Hasta los tiempos de la Grecia clásica, seis o siete siglos antes de Cristo, no comenzó a pensarse que la Naturaleza podría estar regida por ciertas leyes predecibles, independientes de caprichos divinos. Los filósofos griegos, con el empleo de la lógica, fueron los primeros en sacar del mundo de los misterios muchos fenómenos naturales predecibles. Aunque ya los astrónomos de Nínive y Babilonia hubiesen hecho cálculos sobre los eclipses, no trascendieron a la cultura mediterránea, hasta su predicción por los griegos, unos seiscientos años antes de Cristo. Probablemente, por los estudios de Tales de Mileto.

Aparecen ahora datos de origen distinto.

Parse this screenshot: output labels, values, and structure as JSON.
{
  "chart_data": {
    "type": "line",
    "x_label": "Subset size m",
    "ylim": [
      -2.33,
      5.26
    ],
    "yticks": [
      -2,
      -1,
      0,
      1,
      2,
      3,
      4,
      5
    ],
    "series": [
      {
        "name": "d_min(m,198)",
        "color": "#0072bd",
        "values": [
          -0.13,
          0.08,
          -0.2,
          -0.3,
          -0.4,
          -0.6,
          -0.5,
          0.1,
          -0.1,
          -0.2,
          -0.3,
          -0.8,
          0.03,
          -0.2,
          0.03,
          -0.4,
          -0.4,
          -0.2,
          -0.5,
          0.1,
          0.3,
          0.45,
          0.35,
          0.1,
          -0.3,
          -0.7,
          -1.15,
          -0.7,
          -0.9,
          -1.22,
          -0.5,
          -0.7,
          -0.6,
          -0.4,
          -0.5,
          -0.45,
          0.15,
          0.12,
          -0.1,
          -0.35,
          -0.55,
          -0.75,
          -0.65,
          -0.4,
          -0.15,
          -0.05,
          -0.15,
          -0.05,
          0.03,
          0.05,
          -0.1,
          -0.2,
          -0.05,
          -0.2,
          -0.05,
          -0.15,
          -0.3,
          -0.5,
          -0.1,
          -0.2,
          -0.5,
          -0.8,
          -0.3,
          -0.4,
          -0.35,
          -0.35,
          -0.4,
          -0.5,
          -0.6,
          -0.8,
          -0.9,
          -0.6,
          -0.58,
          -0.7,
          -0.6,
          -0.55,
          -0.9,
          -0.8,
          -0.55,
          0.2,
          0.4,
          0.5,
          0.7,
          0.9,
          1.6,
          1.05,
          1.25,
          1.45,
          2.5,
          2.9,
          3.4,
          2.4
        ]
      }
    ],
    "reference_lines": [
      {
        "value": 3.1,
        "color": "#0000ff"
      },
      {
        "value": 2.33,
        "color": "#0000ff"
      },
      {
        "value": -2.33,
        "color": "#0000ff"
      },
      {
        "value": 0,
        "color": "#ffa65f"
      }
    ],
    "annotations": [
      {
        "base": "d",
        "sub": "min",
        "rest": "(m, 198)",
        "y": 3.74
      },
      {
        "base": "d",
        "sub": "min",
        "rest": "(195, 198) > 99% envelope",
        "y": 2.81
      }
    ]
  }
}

Tanto Hiparco de Nicea, como Aristarco de Alejandría, llegaron a conclusiones próximas a la realidad. Sin embargo, al contradecir estos conocimientos las doctrinas religiosas del período, fueron ignorados; ocultados, e incluso combatidos como herejías brujeriles. Hizo falta que Magallanes diese la vuelta al mundo, casi dos mil años después, para que se admitiera la redondez de la Tierra, su tamaño, y su dependencia del Sol. Entre otras cuestiones, negadas durante siglos por los teólogos europeos. Al ser contrarias, según ellos, a las divinas enseñanzas de la Biblia. Todavía, algunos profetas de pueblo, juegan con predicciones de castigos divinos, a través de los eclipses.

Resumiendo, aunque la esfericidad de la Tierra y una aproximación de sus dimensiones, fuesen reconocidas en aquella época dorada, tales conocimientos se ocultaron, durante siglos. Especialmente, en la cultura cristiana del ámbito europeo, por no coincidir con lo que los Padres de la Iglesia pensaban. Según propias deducciones de los relatos bíblicos, fuente obligada, durante siglos, de todo conocimiento. Así, lo que se ganó en cohesión religiosa, se perdió en profundización científica. Durante dos milenios. La perfecta labor de ocultación de los descubrimientos antiguos, que pudieran hacer dudar de la autoridad suprema de la doctrina oficial de la Iglesia Romana, llegó al extremo de prohibir, en su continuo cercenamiento, la lectura de la Biblia a sus fieles, hasta tiempos muy recientes. Para evitar ‘interpretaciones erróneas’.

Modernamente, también se ha encontrado evidencia de que en la India, ya en el año quinientos antes de nuestra era, se daba por sentado que la Tierra giraba sobre su eje, aunque esto no fuese aceptado en el ámbito popular. Así mismo, la idea de que existen numerosos cuerpos celestes, semejantes a la Tierra, era aceptada en el Hinduismo, hace dos mil quinientos años. Vamos por buen camino.